Faible mobilisation de son concert à Paris : Didier Lacoste se justifie « les billets ont été piratés »
Ce qui devait être un grand moment pour la musique congolaise s’est transformé en véritable flop. Didier Lacoste, ancien membre du mythique groupe Wenge Musica Maison Mère, s’est produit le samedi 12 avril sur la scène du Théâtre du Gymnase Marie-Bell à Paris. Malheureusement, le concert tant attendu a tourné à la déception.

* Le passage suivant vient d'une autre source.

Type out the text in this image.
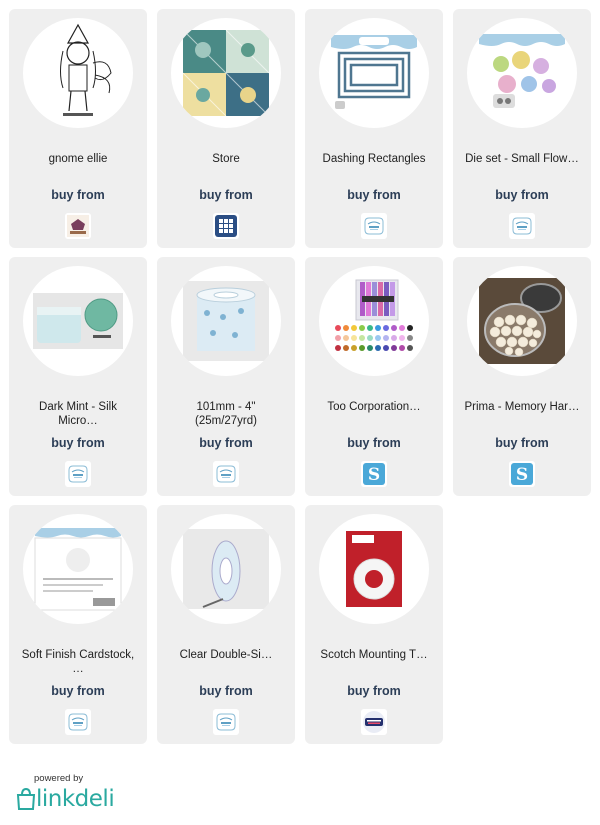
gnome ellie
buy from
Store
buy from
Dashing Rectangles
buy from
Die set - Small Flow…
buy from
Dark Mint - Silk
Micro…
buy from
101mm - 4"
(25m/27yrd)
buy from
Too Corporation…
buy from
S
Prima - Memory Har…
buy from
S
Soft Finish Cardstock,
…
buy from
Clear Double-Si…
buy from
Scotch Mounting T…
buy from
powered by
linkdeli
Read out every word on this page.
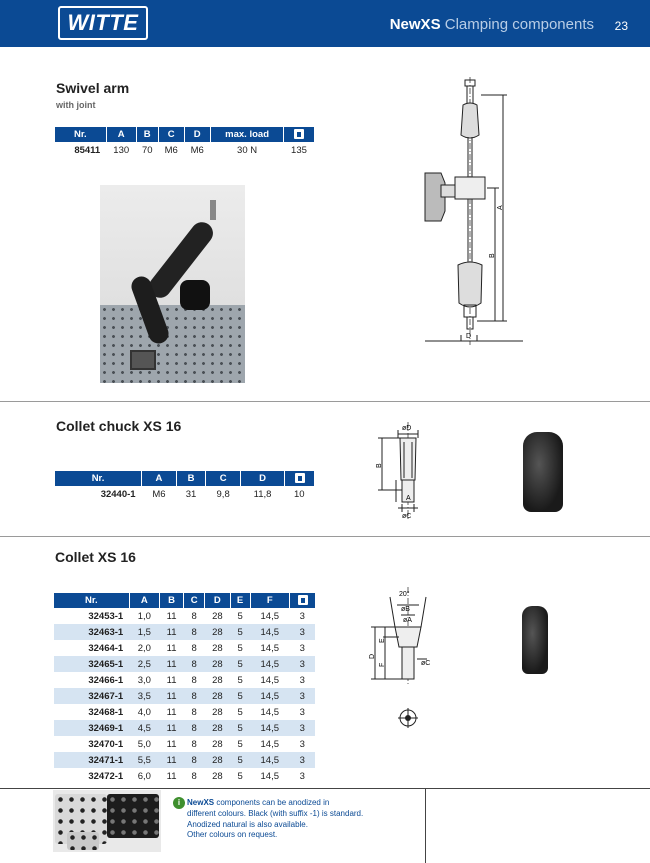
WITTE	NewXS Clamping components 23
Swivel arm
with joint
Nr.	A	B	C	D	max. load	
85411	130	70	M6	M6	30 N	135
B
A
D
Collet chuck XS 16
Nr.	A	B	C	D	
32440-1	M6	31	9,8	11,8	10
øD
B
A
øC
Collet XS 16
Nr.	A	B	C	D	E	F	
32453-1	1,0	11	8	28	5	14,5	3
32463-1	1,5	11	8	28	5	14,5	3
32464-1	2,0	11	8	28	5	14,5	3
32465-1	2,5	11	8	28	5	14,5	3
32466-1	3,0	11	8	28	5	14,5	3
32467-1	3,5	11	8	28	5	14,5	3
32468-1	4,0	11	8	28	5	14,5	3
32469-1	4,5	11	8	28	5	14,5	3
32470-1	5,0	11	8	28	5	14,5	3
32471-1	5,5	11	8	28	5	14,5	3
32472-1	6,0	11	8	28	5	14,5	3
20°
øB
øA
E
D
F	øC
i NewXS components can be anodized in
different colours. Black (with suffix -1) is standard.
Anodized natural is also available.
Other colours on request.
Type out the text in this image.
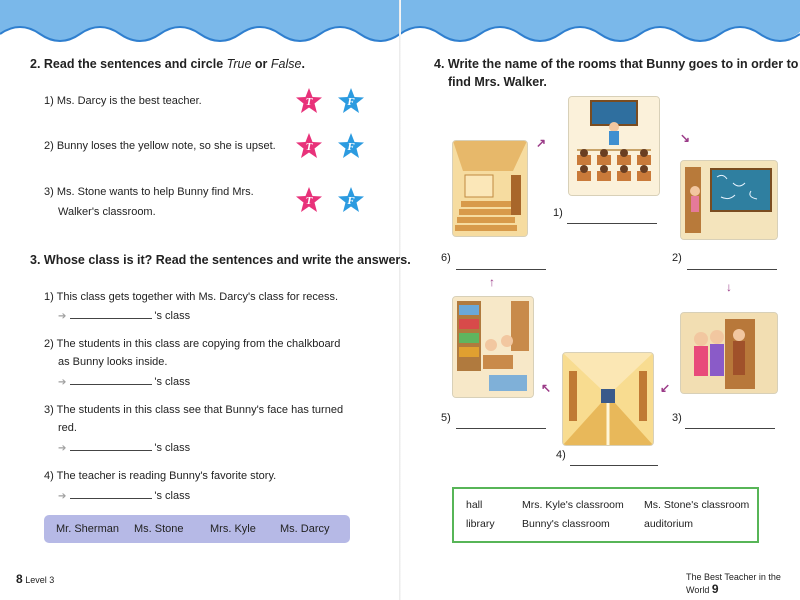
2. Read the sentences and circle True or False.
1) Ms. Darcy is the best teacher.
2) Bunny loses the yellow note, so she is upset.
3) Ms. Stone wants to help Bunny find Mrs.
Walker's classroom.
T	F
T	F
T	F
3. Whose class is it? Read the sentences and write the answers.
1) This class gets together with Ms. Darcy's class for recess.
➔	's class
2) The students in this class are copying from the chalkboard
as Bunny looks inside.
➔	's class
3) The students in this class see that Bunny's face has turned
red.
➔	's class
4) The teacher is reading Bunny's favorite story.
➔	's class
Mr. Sherman Ms. Stone Mrs. Kyle Ms. Darcy
8 Level 3
4. Write the name of the rooms that Bunny goes to in order to
find Mrs. Walker.
↗	↘
↓
↙
↖
↑
1)
2)
3)
4)
5)
6)
hall	Mrs. Kyle's classroom Ms. Stone's classroom
library	Bunny's classroom	auditorium
The Best Teacher in the World 9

Sur les 800 places disponibles, moins d’un quart a trouvé preneur. Une affluence très faible qui a plombé l’ambiance dès le départ. Les rares spectateurs présents ont assisté à un spectacle sans énergie, dans une salle glaciale, bien loin de l’ambiance festive attendue autour de la rumba congolaise.
Dès l’ouverture des portes, le ton était donné : des chaises vides à perte de vue, une scène moins bouillante et un public désorienté. L’ambition de Didier Lacoste de marquer les esprits sur la scène parisienne s’est heurtée à une réalité bien plus cruelle.
Pour de nombreux observateurs, cet échec serait surtout dû à une communication déficiente. Aucune campagne visible dans les rues de Paris, peu de relais sur les réseaux sociaux, et une mobilisation quasi inexistante au sein de la diaspora congolaise. Résultat : l’événement est passé inaperçu.
Justification sans preuve
Une explication surprenante de l'artiste laisse des questionnements. Selon lui, 480 billets « ont été piratés ». Si cela semble vrai, on pourrait donc s'imaginer que l'organisation n'a pas été de taille.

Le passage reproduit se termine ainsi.